On Fri, Feb 20, 2009 at 05:50:28PM -0500, Timo Sirainen wrote:
On Tue, 2009-01-27 at 08:30 +0100, Ulrich Zehl wrote:
On Mon, Jan 26, 2009 at 10:02:19AM -0500, Timo Sirainen wrote:
Perhaps the NFS cache flushing doesn't work then for some reason. What OS (kernel) are you using on the Dovecot servers? How big values have you set to attribute cache?
On the client side, it's Linux 2.6.23.16. All attribute cache related values are at their default, as far as I can tell. The entry in fstab reads:
nfs-server:/srv/storage /srv/storage nfs rw,nfsvers=3,hard,intr,nosuid,noexec,nodev,noatime 0 0
Setting actimeo=0 probably fixes this, but also probably increases the load a lot. actimeo=1 might work ok and reduce how often these problems happen, but not eliminate them completely.
Dovecot's nfs settings should avoid this problem though. You could see if upgrading your kernel helps. Some kernels have somewhat broken NFS code.
I did
# mount -o remount,actimeo=0 /srv/storage
around 9 this morning, but I'm still seeing these errors pop up. (I verified that there are mailboxes where this happened more than once since 10 today.)
Is it time to upgrade my kernel, or are there other options left?
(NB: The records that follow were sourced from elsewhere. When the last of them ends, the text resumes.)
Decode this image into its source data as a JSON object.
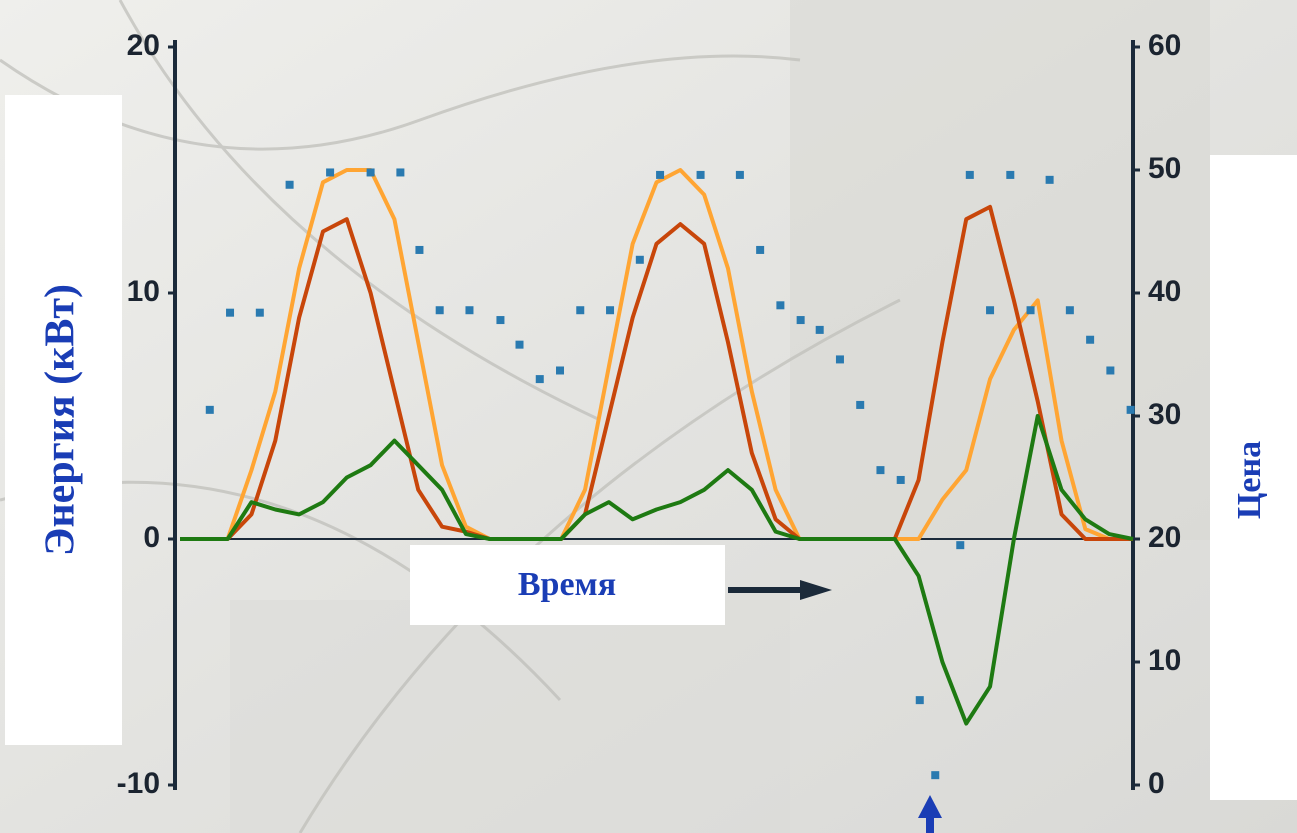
{
  "chart_data": {
    "type": "line",
    "y_label": "Энергия (кВт)",
    "y2_label": "Цена",
    "annotation": "Время",
    "x": [
      0,
      2,
      4,
      6,
      8,
      10,
      12,
      14,
      16,
      18,
      20,
      22,
      24,
      26,
      28,
      30,
      32,
      34,
      36,
      38,
      40,
      42,
      44,
      46,
      48,
      50,
      52,
      54,
      56,
      58,
      60,
      62,
      64,
      66,
      68,
      70,
      72,
      74,
      76,
      78,
      80
    ],
    "xlim": [
      0,
      80
    ],
    "ylim": [
      -10,
      20
    ],
    "yticks": [
      -10,
      0,
      10,
      20
    ],
    "y2lim": [
      0,
      60
    ],
    "y2ticks": [
      0,
      10,
      20,
      30,
      40,
      50,
      60
    ],
    "series": [
      {
        "color": "#ffa533",
        "values": [
          0,
          0,
          0,
          2.8,
          6,
          11,
          14.5,
          15,
          15,
          13,
          8,
          3,
          0.5,
          0,
          0,
          0,
          0,
          2,
          7,
          12,
          14.5,
          15,
          14,
          11,
          6,
          2,
          0,
          0,
          0,
          0,
          0,
          0,
          1.6,
          2.8,
          6.5,
          8.5,
          9.7,
          4,
          0.4,
          0,
          0
        ]
      },
      {
        "color": "#c8460a",
        "values": [
          0,
          0,
          0,
          1,
          4,
          9,
          12.5,
          13,
          10,
          6,
          2,
          0.5,
          0.3,
          0,
          0,
          0,
          0,
          1,
          5,
          9,
          12,
          12.8,
          12,
          8,
          3.5,
          0.8,
          0,
          0,
          0,
          0,
          0,
          2.4,
          8,
          13,
          13.5,
          9.7,
          5.6,
          1,
          0,
          0,
          0
        ]
      },
      {
        "color": "#1e7a12",
        "values": [
          0,
          0,
          0,
          1.5,
          1.2,
          1,
          1.5,
          2.5,
          3,
          4,
          3,
          2,
          0.2,
          0,
          0,
          0,
          0,
          1,
          1.5,
          0.8,
          1.2,
          1.5,
          2,
          2.8,
          2,
          0.3,
          0,
          0,
          0,
          0,
          0,
          -1.5,
          -5,
          -7.5,
          -6,
          0,
          5,
          2,
          0.8,
          0.2,
          0
        ]
      },
      {
        "type": "scatter",
        "axis": "y2",
        "color": "#2a7ab0",
        "x": [
          2.5,
          4.2,
          6.7,
          9.2,
          12.6,
          16,
          18.5,
          20.1,
          21.8,
          24.3,
          26.9,
          28.5,
          30.2,
          31.9,
          33.6,
          36.1,
          38.6,
          40.3,
          43.7,
          47,
          48.7,
          50.4,
          52.1,
          53.7,
          55.4,
          57.1,
          58.8,
          60.5,
          62.1,
          63.4,
          65.5,
          66.3,
          68,
          69.7,
          71.4,
          73,
          74.7,
          76.4,
          78.1,
          79.8
        ],
        "values": [
          30.5,
          38.4,
          38.4,
          48.8,
          49.8,
          49.8,
          49.8,
          43.5,
          38.6,
          38.6,
          37.8,
          35.8,
          33,
          33.7,
          38.6,
          38.6,
          42.7,
          49.6,
          49.6,
          49.6,
          43.5,
          39,
          37.8,
          37,
          34.6,
          30.9,
          25.6,
          24.8,
          6.9,
          0.8,
          19.5,
          49.6,
          38.6,
          49.6,
          38.6,
          49.2,
          38.6,
          36.2,
          33.7,
          30.5
        ]
      }
    ]
  }
}
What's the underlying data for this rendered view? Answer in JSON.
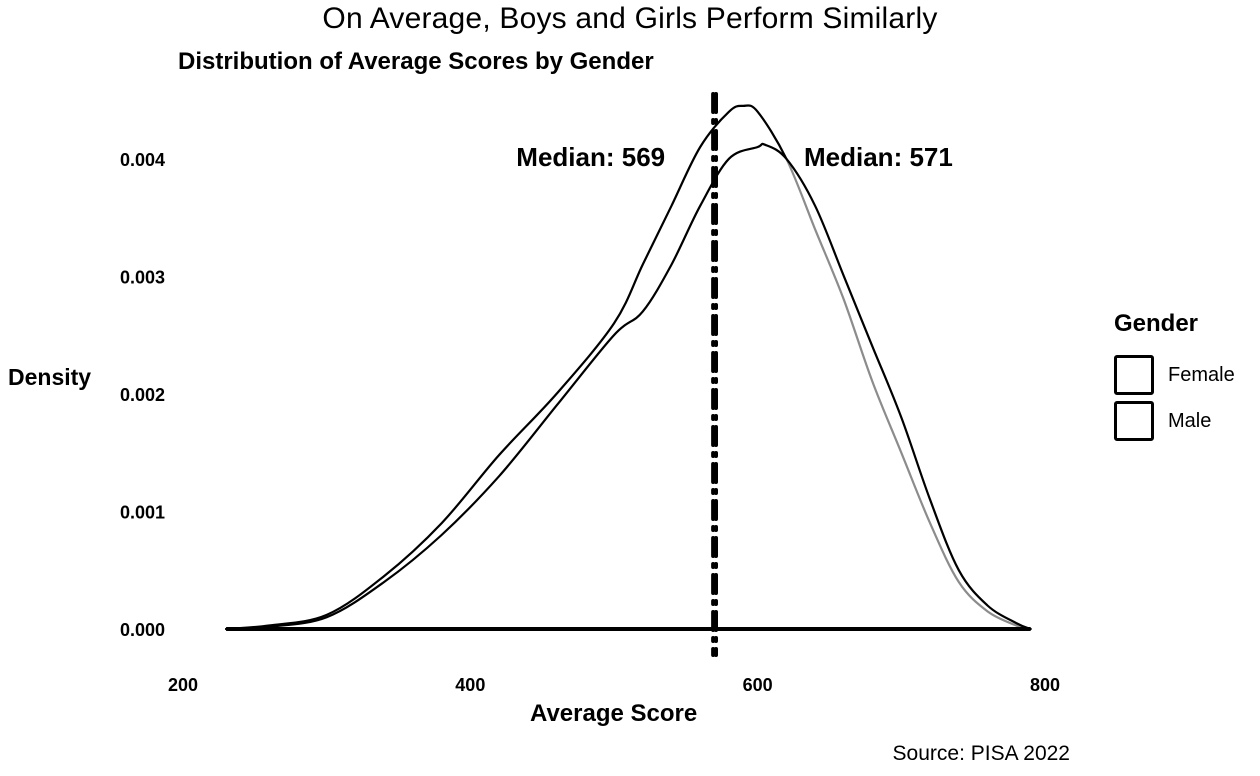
{
  "chart_data": {
    "type": "area",
    "title": "On Average, Boys and Girls Perform Similarly",
    "subtitle": "Distribution of Average Scores by Gender",
    "caption": "Source: PISA 2022",
    "xlabel": "Average Score",
    "ylabel": "Density",
    "xlim": [
      200,
      800
    ],
    "ylim": [
      0,
      0.0045
    ],
    "x_ticks": [
      200,
      400,
      600,
      800
    ],
    "y_ticks": [
      0,
      0.001,
      0.002,
      0.003,
      0.004
    ],
    "y_tick_labels": [
      "0.000",
      "0.001",
      "0.002",
      "0.003",
      "0.004"
    ],
    "x_tick_labels": [
      "200",
      "400",
      "600",
      "800"
    ],
    "grid": false,
    "legend": {
      "title": "Gender",
      "position": "right"
    },
    "series": [
      {
        "name": "Female",
        "fill": "#ffffff",
        "x": [
          230,
          260,
          300,
          340,
          380,
          420,
          460,
          500,
          520,
          540,
          560,
          580,
          590,
          600,
          620,
          640,
          660,
          680,
          700,
          720,
          740,
          760,
          780,
          790
        ],
        "y": [
          0.0,
          3e-05,
          0.00012,
          0.00045,
          0.0009,
          0.00148,
          0.002,
          0.0026,
          0.0031,
          0.0036,
          0.0041,
          0.0044,
          0.00445,
          0.0044,
          0.004,
          0.0034,
          0.0028,
          0.0021,
          0.0015,
          0.0009,
          0.0004,
          0.00015,
          3e-05,
          0.0
        ]
      },
      {
        "name": "Male",
        "fill": "#ffffff",
        "x": [
          230,
          260,
          300,
          340,
          380,
          420,
          460,
          500,
          520,
          540,
          560,
          580,
          600,
          605,
          620,
          640,
          660,
          680,
          700,
          720,
          740,
          760,
          780,
          790
        ],
        "y": [
          0.0,
          2e-05,
          0.0001,
          0.0004,
          0.0008,
          0.0013,
          0.0019,
          0.0025,
          0.0027,
          0.0031,
          0.0036,
          0.004,
          0.0041,
          0.00412,
          0.004,
          0.0036,
          0.003,
          0.0024,
          0.0018,
          0.0011,
          0.0005,
          0.0002,
          5e-05,
          0.0
        ]
      }
    ],
    "medians": [
      {
        "series": "Female",
        "value": 569,
        "label": "Median: 569"
      },
      {
        "series": "Male",
        "value": 571,
        "label": "Median: 571"
      }
    ]
  }
}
$ grep 123456@example.net mail.log Jan 27 08:00:17 allina dovecot: pop3-login: Login: user=<123456@example.net>, method=PLAIN, rip=80.x.x.x, lip=10.x.x.x Jan 27 08:00:19 allina dovecot: POP3(123456@example.net): Disconnected: Logged out top=0/0, retr=1/1283428, del=0/1, size=1283408 Jan 27 08:00:57 laura deliver(123456@example.net): msgid=<497EB077.000009.01164@ERNESTO>: saved mail to INBOX
So allina modified dovecot-uidlist and soon afterwards laura probably was using a cached dovecot-uidlist and corrupted it.
Since the corrupted files are available for a little while (in the example, it was ~ 15 minutes), will it help if I repeatedly check all dovecot-uidlists and save those found to be corrupted to a special directory, so that we can see what the corruption actually is?